Conflicting Christian narratives reflected in bishops Holy Land visit

Bishop Declan Lang (far right) and the Bishops of the Holy Land Coordination prayed in solidarity with the Gazans at the Erez crossing - the Israel/Gaza border during their 2015 visit. (Photo: The Catholic Church for England and Wales)

Fourteen senior Roman Catholic bishops and clergy from across North America, Europe and South Africa completed their annual Holy Land Coordination visit last month themed Prayer, Pilgrimage and Persuasion.

The group visited the West Bank, Hebron and East Jerusalem. Three of the Bishops also visited Gaza.

Prayer included daily Eucharist celebration, often with local Catholic representatives. Pilgrimage involved visits to local Catholics and political figures, responding to Palestinian requests for greater contact with the wider Christian community. Persuasion referred to representation of the Palestinian situation to politicians and the media back home.
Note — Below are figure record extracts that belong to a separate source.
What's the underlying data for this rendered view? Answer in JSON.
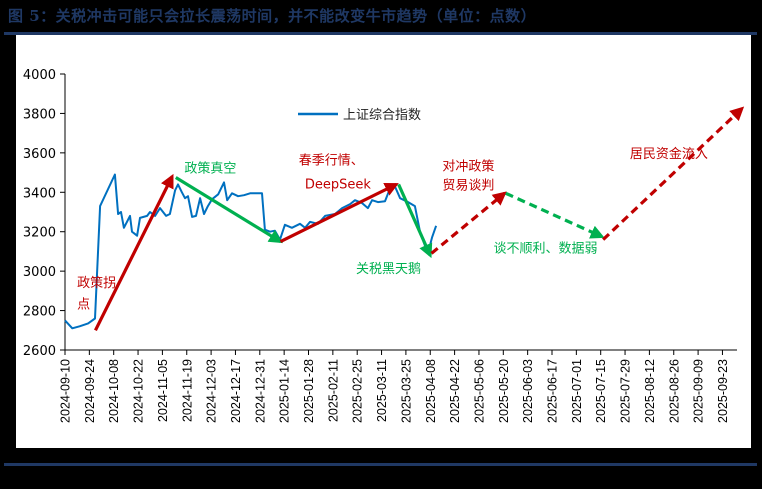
{
  "title": "图 5：关税冲击可能只会拉长震荡时间，并不能改变牛市趋势（单位：点数）",
  "colors": {
    "title": "#1f3864",
    "series": "#0070c0",
    "red": "#c00000",
    "green": "#00b050"
  },
  "chart_data": {
    "type": "line",
    "title": "关税冲击可能只会拉长震荡时间，并不能改变牛市趋势（单位：点数）",
    "xlabel": "",
    "ylabel": "",
    "ylim": [
      2600,
      4000
    ],
    "yticks": [
      2600,
      2800,
      3000,
      3200,
      3400,
      3600,
      3800,
      4000
    ],
    "grid": false,
    "legend_position": "top-center",
    "x_tick_labels": [
      "2024-09-10",
      "2024-09-24",
      "2024-10-08",
      "2024-10-22",
      "2024-11-05",
      "2024-11-19",
      "2024-12-03",
      "2024-12-17",
      "2024-12-31",
      "2025-01-14",
      "2025-01-28",
      "2025-02-11",
      "2025-02-25",
      "2025-03-11",
      "2025-03-25",
      "2025-04-08",
      "2025-04-22",
      "2025-05-06",
      "2025-05-20",
      "2025-06-03",
      "2025-06-17",
      "2025-07-01",
      "2025-07-15",
      "2025-07-29",
      "2025-08-12",
      "2025-08-26",
      "2025-09-09",
      "2025-09-23"
    ],
    "series": [
      {
        "name": "上证综合指数",
        "color": "#0070c0",
        "points": [
          [
            0.0,
            2750
          ],
          [
            0.3,
            2710
          ],
          [
            0.6,
            2720
          ],
          [
            0.95,
            2735
          ],
          [
            1.23,
            2760
          ],
          [
            1.44,
            3330
          ],
          [
            2.05,
            3490
          ],
          [
            2.18,
            3290
          ],
          [
            2.3,
            3300
          ],
          [
            2.42,
            3220
          ],
          [
            2.67,
            3280
          ],
          [
            2.75,
            3200
          ],
          [
            2.96,
            3180
          ],
          [
            3.08,
            3270
          ],
          [
            3.37,
            3280
          ],
          [
            3.49,
            3300
          ],
          [
            3.7,
            3280
          ],
          [
            3.9,
            3320
          ],
          [
            4.15,
            3280
          ],
          [
            4.31,
            3290
          ],
          [
            4.52,
            3410
          ],
          [
            4.64,
            3440
          ],
          [
            4.8,
            3400
          ],
          [
            4.93,
            3370
          ],
          [
            5.05,
            3380
          ],
          [
            5.22,
            3275
          ],
          [
            5.38,
            3280
          ],
          [
            5.55,
            3370
          ],
          [
            5.71,
            3290
          ],
          [
            5.87,
            3330
          ],
          [
            6.04,
            3365
          ],
          [
            6.29,
            3390
          ],
          [
            6.53,
            3450
          ],
          [
            6.66,
            3360
          ],
          [
            6.86,
            3395
          ],
          [
            7.11,
            3380
          ],
          [
            7.35,
            3385
          ],
          [
            7.6,
            3395
          ],
          [
            7.93,
            3395
          ],
          [
            8.09,
            3395
          ],
          [
            8.21,
            3210
          ],
          [
            8.42,
            3200
          ],
          [
            8.62,
            3205
          ],
          [
            8.83,
            3160
          ],
          [
            9.03,
            3235
          ],
          [
            9.32,
            3220
          ],
          [
            9.65,
            3240
          ],
          [
            9.86,
            3220
          ],
          [
            10.06,
            3250
          ],
          [
            10.39,
            3240
          ],
          [
            10.68,
            3280
          ],
          [
            11.09,
            3290
          ],
          [
            11.38,
            3320
          ],
          [
            11.71,
            3340
          ],
          [
            11.91,
            3360
          ],
          [
            12.2,
            3345
          ],
          [
            12.44,
            3320
          ],
          [
            12.61,
            3360
          ],
          [
            12.85,
            3350
          ],
          [
            13.14,
            3355
          ],
          [
            13.35,
            3420
          ],
          [
            13.55,
            3430
          ],
          [
            13.76,
            3370
          ],
          [
            14.09,
            3350
          ],
          [
            14.37,
            3330
          ],
          [
            14.58,
            3200
          ],
          [
            14.78,
            3130
          ],
          [
            14.91,
            3095
          ],
          [
            15.07,
            3170
          ],
          [
            15.24,
            3230
          ]
        ]
      }
    ],
    "arrows": [
      {
        "label": "政策拐点",
        "style": "solid",
        "color": "#c00000",
        "from": [
          1.25,
          2700
        ],
        "to": [
          4.4,
          3480
        ]
      },
      {
        "label": "政策真空",
        "style": "solid",
        "color": "#00b050",
        "from": [
          4.55,
          3475
        ],
        "to": [
          8.85,
          3150
        ]
      },
      {
        "label": "春季行情、DeepSeek",
        "style": "solid",
        "color": "#c00000",
        "from": [
          8.85,
          3150
        ],
        "to": [
          13.6,
          3440
        ]
      },
      {
        "label": "关税黑天鹅",
        "style": "solid",
        "color": "#00b050",
        "from": [
          13.7,
          3440
        ],
        "to": [
          15.0,
          3080
        ]
      },
      {
        "label": "对冲政策 贸易谈判",
        "style": "dashed",
        "color": "#c00000",
        "from": [
          15.05,
          3090
        ],
        "to": [
          18.05,
          3395
        ]
      },
      {
        "label": "谈不顺利、数据弱",
        "style": "dashed",
        "color": "#00b050",
        "from": [
          18.1,
          3395
        ],
        "to": [
          22.05,
          3175
        ]
      },
      {
        "label": "居民资金流入",
        "style": "dashed",
        "color": "#c00000",
        "from": [
          22.1,
          3160
        ],
        "to": [
          27.8,
          3825
        ]
      }
    ],
    "annotations": [
      {
        "text": "政策拐",
        "x": 0.5,
        "y": 2920,
        "color": "#c00000"
      },
      {
        "text": "点",
        "x": 0.5,
        "y": 2810,
        "color": "#c00000"
      },
      {
        "text": "政策真空",
        "x": 4.9,
        "y": 3500,
        "color": "#00b050"
      },
      {
        "text": "春季行情、",
        "x": 9.6,
        "y": 3540,
        "color": "#c00000"
      },
      {
        "text": "DeepSeek",
        "x": 9.85,
        "y": 3420,
        "color": "#c00000"
      },
      {
        "text": "关税黑天鹅",
        "x": 11.95,
        "y": 2990,
        "color": "#00b050"
      },
      {
        "text": "对冲政策",
        "x": 15.5,
        "y": 3510,
        "color": "#c00000"
      },
      {
        "text": "贸易谈判",
        "x": 15.5,
        "y": 3415,
        "color": "#c00000"
      },
      {
        "text": "谈不顺利、数据弱",
        "x": 17.6,
        "y": 3095,
        "color": "#00b050"
      },
      {
        "text": "居民资金流入",
        "x": 23.2,
        "y": 3575,
        "color": "#c00000"
      }
    ]
  },
  "legend": {
    "label": "上证综合指数"
  }
}
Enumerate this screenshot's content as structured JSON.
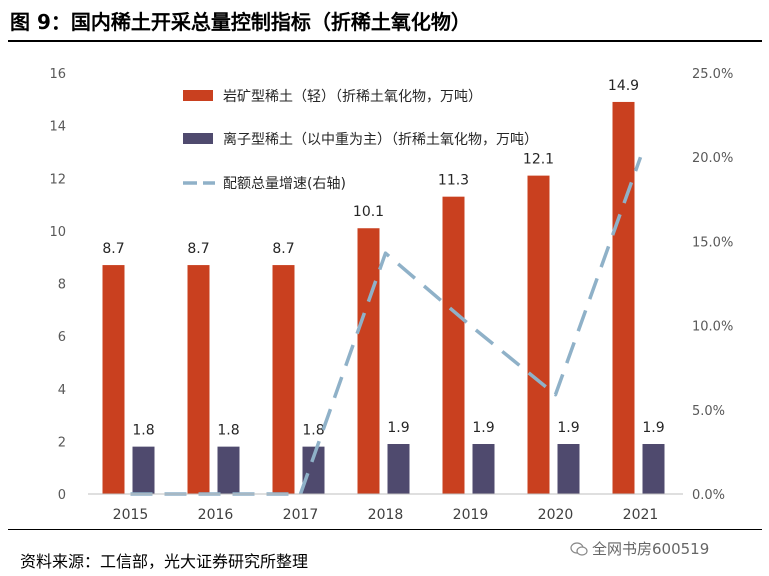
{
  "figure": {
    "title": "图 9：国内稀土开采总量控制指标（折稀土氧化物）",
    "source": "资料来源：工信部，光大证券研究所整理",
    "watermark": "全网书房600519"
  },
  "chart_data": {
    "type": "bar",
    "categories": [
      "2015",
      "2016",
      "2017",
      "2018",
      "2019",
      "2020",
      "2021"
    ],
    "series": [
      {
        "name": "岩矿型稀土（轻）（折稀土氧化物，万吨）",
        "type": "bar",
        "axis": "left",
        "color": "#C9401F",
        "values": [
          8.7,
          8.7,
          8.7,
          10.1,
          11.3,
          12.1,
          14.9
        ],
        "labels": [
          "8.7",
          "8.7",
          "8.7",
          "10.1",
          "11.3",
          "12.1",
          "14.9"
        ]
      },
      {
        "name": "离子型稀土（以中重为主）（折稀土氧化物，万吨）",
        "type": "bar",
        "axis": "left",
        "color": "#4F4A6E",
        "values": [
          1.8,
          1.8,
          1.8,
          1.9,
          1.9,
          1.9,
          1.9
        ],
        "labels": [
          "1.8",
          "1.8",
          "1.8",
          "1.9",
          "1.9",
          "1.9",
          "1.9"
        ]
      },
      {
        "name": "配额总量增速(右轴)",
        "type": "line",
        "style": "dashed",
        "axis": "right",
        "color": "#8FB1C8",
        "values": [
          0.0,
          0.0,
          0.0,
          14.3,
          10.0,
          5.9,
          20.0
        ]
      }
    ],
    "ylim": [
      0,
      16
    ],
    "yticks": [
      "0",
      "2",
      "4",
      "6",
      "8",
      "10",
      "12",
      "14",
      "16"
    ],
    "y2lim": [
      0,
      25
    ],
    "y2ticks": [
      "0.0%",
      "5.0%",
      "10.0%",
      "15.0%",
      "20.0%",
      "25.0%"
    ],
    "legend": "top-left",
    "grid": false
  }
}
The group controversially referenced Leviticus 25:10, the Jubilee, calling for an end to the “scandal” of “50 years of occupation (by Israel) to which we must never become accustomed.”
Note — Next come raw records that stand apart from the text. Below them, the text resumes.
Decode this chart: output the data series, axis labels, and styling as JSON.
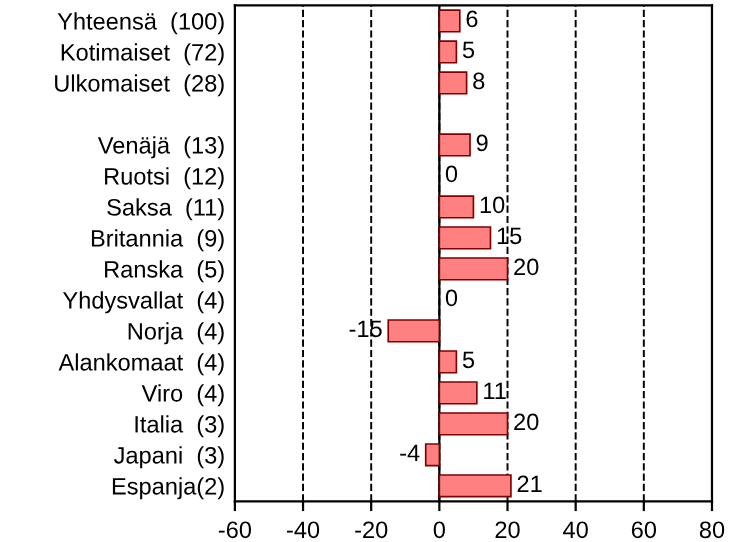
{
  "chart_data": {
    "type": "bar",
    "orientation": "horizontal",
    "categories": [
      "Yhteensä  (100)",
      "Kotimaiset  (72)",
      "Ulkomaiset  (28)",
      null,
      "Venäjä  (13)",
      "Ruotsi  (12)",
      "Saksa  (11)",
      "Britannia  (9)",
      "Ranska  (5)",
      "Yhdysvallat  (4)",
      "Norja  (4)",
      "Alankomaat  (4)",
      "Viro  (4)",
      "Italia  (3)",
      "Japani  (3)",
      "Espanja(2)"
    ],
    "values": [
      6,
      5,
      8,
      null,
      9,
      0,
      10,
      15,
      20,
      0,
      -15,
      5,
      11,
      20,
      -4,
      21
    ],
    "color": "#ff8080",
    "xlim": [
      -60,
      80
    ],
    "xticks": [
      -60,
      -40,
      -20,
      0,
      20,
      40,
      60,
      80
    ],
    "grid": "x",
    "data_labels": true
  }
}
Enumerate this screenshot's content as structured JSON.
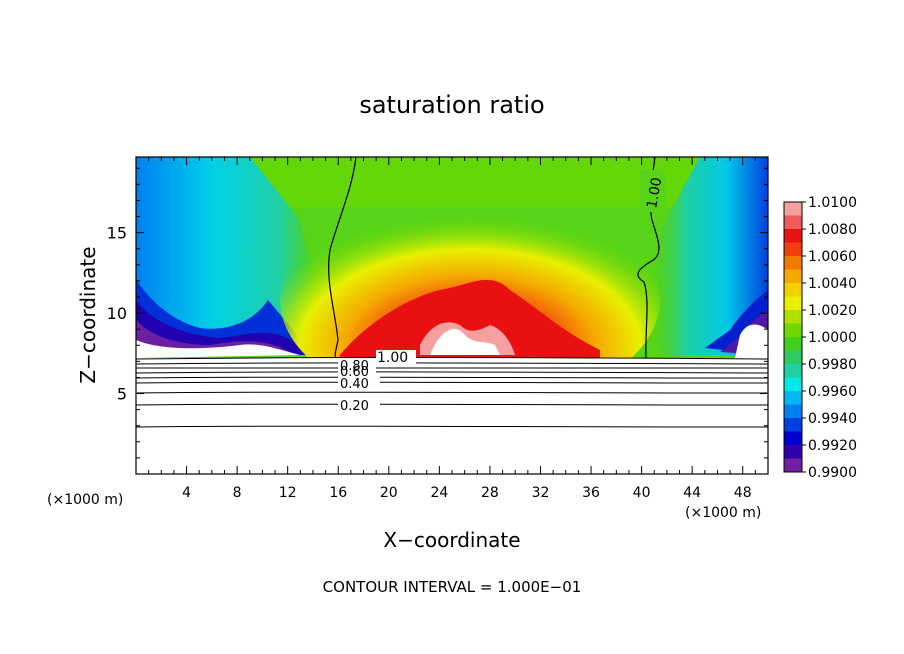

“This de facto annexation of land not only undermines the rights of Palestinians in areas such as Hebron and East Jerusalem but, as the UN recently recognized, also imperils the chance of peace,” according to a statement signed by 12 bishops.

The bishops represented the Council of European Bishops’ Conferences, the Commission of the Bishops’ Conferences of the European Community and the Southern African Catholic Bishops’ Conference, as well as other European bishops.

“So many people in the Holy Land have spent their entire lives under occupation, with its polarizing social segregation, yet still profess hope and strive for reconciliation,” the statement continued. “Now, more than ever, they deserve our solidarity,”

Addressing the third objective, persuasion, the bishops called on Christians worldwide: “to recognize our own responsibility for prayer, awareness and action.”

The bishop’s stand was clearly anti-Israel and failed to address Hamas and the Palestinian Authority’s public advocacy of terrorism and the fact that most persecution of Christians in the Holy Land – including martyrdom – is perpetrated by Islamic communities in Gaza and the West Bank.

The bishops’ call for ‘prayer, awareness and action’ from the wider ‘Christian’ community back home did not offer alternative narratives of the root causes and potential solutions for Palestinian suffering, which many Christians and Messianic Jews do subscribe to. The International Christian Embassy Jerusalem (ICEJ), for example, maintains objectives like those of the Holy Land Coordination visits, yet with an understanding that the land of Israel is covenanted by God to the Jewish people (Genesis 12:7, 13:5).